In the world of the coordinate plane, ordered pairs play a fundamental role in pinpointing exact locations. An ordered pair is composed of two numbers, encapsulated within parentheses, such as \((x, y)\). These numbers represent positions on the coordinate plane, with \(x\) indicating the horizontal position and \(y\) depicting the vertical position. This format allows us to precisely specify any point's location on the plane.

To make it easier:

• The first number in the pair is the x-coordinate.
• The second number is the y-coordinate.

For example, looking at point A(1,4), the coordinates suggest moving right one unit along the x-axis and up four units on the y-axis from the origin. Understanding this format ensures you can accurately plot any point you encounter.

Plotting points on a coordinate plane is a practical application of ordered pairs. The process involves two main steps for each point: understanding the movement along the x-axis and then the y-axis. Let's break it down:

• Start at the Origin: This is the point (0,0) where both axes intersect.
• Move Along the X-Axis: Depending on the x-coordinate, move right for positive values and left for negative values.
• Move Along the Y-Axis: From your position on the x-axis, move up for positive y-values and down for negative y-values.
• Mark the Point: Once you reach the designated location, mark the point clearly and label it as specified.

For instance, to plot point B, given by B(-2,-1), start at the origin, move two units left and one unit down, and mark it as B. Repeat similar steps for other points to visualize data.

The coordinate system is a method used to define and locate points on a plane using ordered pairs. This system consists of two infinite, perpendicular lines called axes:

• The Horizontal Axis: Known as the x-axis, it runs left to right.
• The Vertical Axis: Known as the y-axis, it runs up and down.

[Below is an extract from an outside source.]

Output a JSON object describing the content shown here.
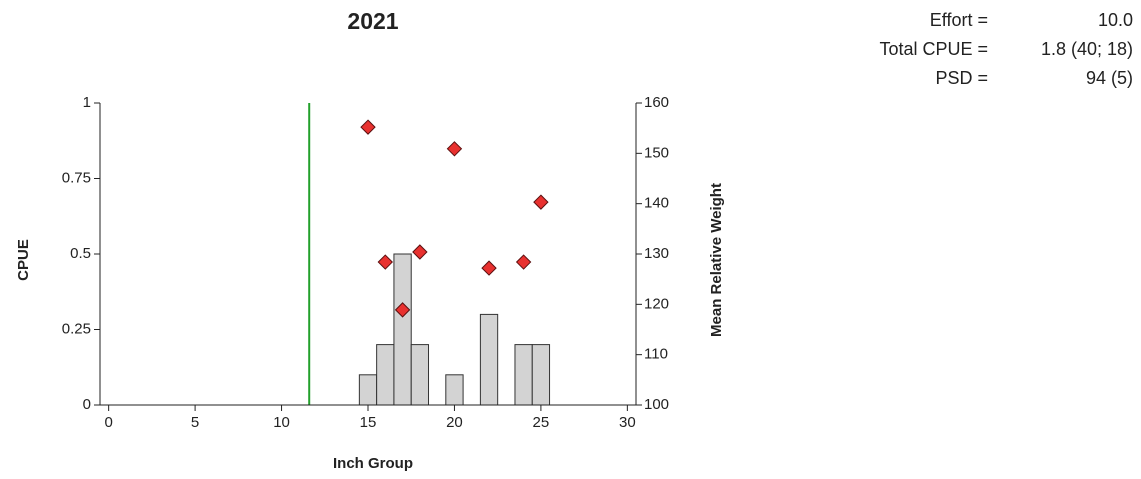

Where these axes intersect is the origin (0,0). From the origin, any point's position can be described using an ordered pair. The plane is divided into four sections known as quadrants:

1. **First Quadrant**: Both x and y are positive. 2. **Second Quadrant**: x is negative, y is positive. 3. **Third Quadrant**: Both x and y are negative. 4. **Fourth Quadrant**: x is positive, y is negative.
Understanding the layout of the coordinate system helps in visualizing mathematical concepts and solving problems like those in the given exercise.